Competition in the public cloud market has accelerated in the past year and the big three in this market – Amazon, Google, and Microsoft – cut their prices within days of each other to trigger a price war. For all of these firms, cloud services are secondary sources of revenue, and they can afford to not focus on profits in the short term. In comparison, for companies such as Rackspace, participating in this price war is very costly. They neither have the deep pockets, nor do they have additional sources for revenue. What should such companies do in this situation?
Smaller vendors like Rackspace need to offer a level of service that large providers can’t match. Rackspace recently launched a “managed cloud” service with new service levels and a pricing model. Access to hardware is the most basic aspect of cloud services, and at this time, a commodity. Additional value comes from the management of the workloads in the cloud. Rackspace is looking to leverage its service capabilities to set itself apart from price-focused competitors and justify its higher prices. Not all customers will want this premium level of services, but the ones who do will evaluate the trade-offs between unmanaged and managed clouds and their respective cost of ownership.

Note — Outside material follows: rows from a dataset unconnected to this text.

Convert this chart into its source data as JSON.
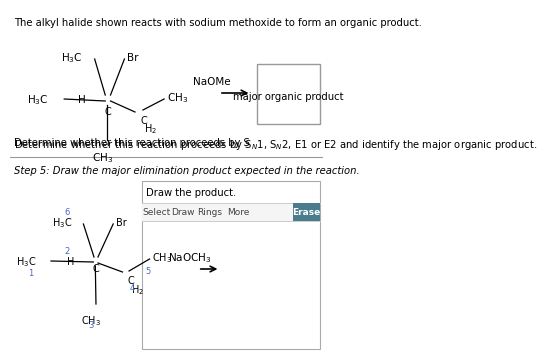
{
  "bg_color": "#ffffff",
  "top_text": "The alkyl halide shown reacts with sodium methoxide to form an organic product.",
  "determine_text": "Determine whether this reaction proceeds by S$_N$1, S$_N$2, E1 or E2 and identify the major organic product.",
  "step_text": "Step 5: Draw the major elimination product expected in the reaction.",
  "draw_text": "Draw the product.",
  "toolbar_items": [
    "Select",
    "Draw",
    "Rings",
    "More"
  ],
  "erase_btn": "Erase",
  "erase_color": "#4a7c8e",
  "naome_label": "NaOMe",
  "naoch3_label": "NaOCH$_3$",
  "major_product_text": "major organic product",
  "box_edge_color": "#888888",
  "toolbar_line_color": "#cccccc",
  "blue_label_color": "#4466cc",
  "separator_color": "#999999",
  "mol_line_color": "#000000"
}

To ensure customers know the difference between the managed and unmanaged clouds, Rackspace has made some changes to their pricing model as well. They now separate prices for basic cloud infrastructure and the service and support costs. This allows Rackspace to present cost comparisons with competitors more accurately and use that again as an opportunity to show customers the additional value they provide with their service and support.
Such innovation will increase the table stakes and weed out competitors who have nothing compelling to offer. The question Rackspace needs to answer is – how long can these managed services remain differentiators? As the market matures, competitors will catch up, and if Rackspace wants to continue charging premium prices, they should stay ahead of the competition with differentiated offerings.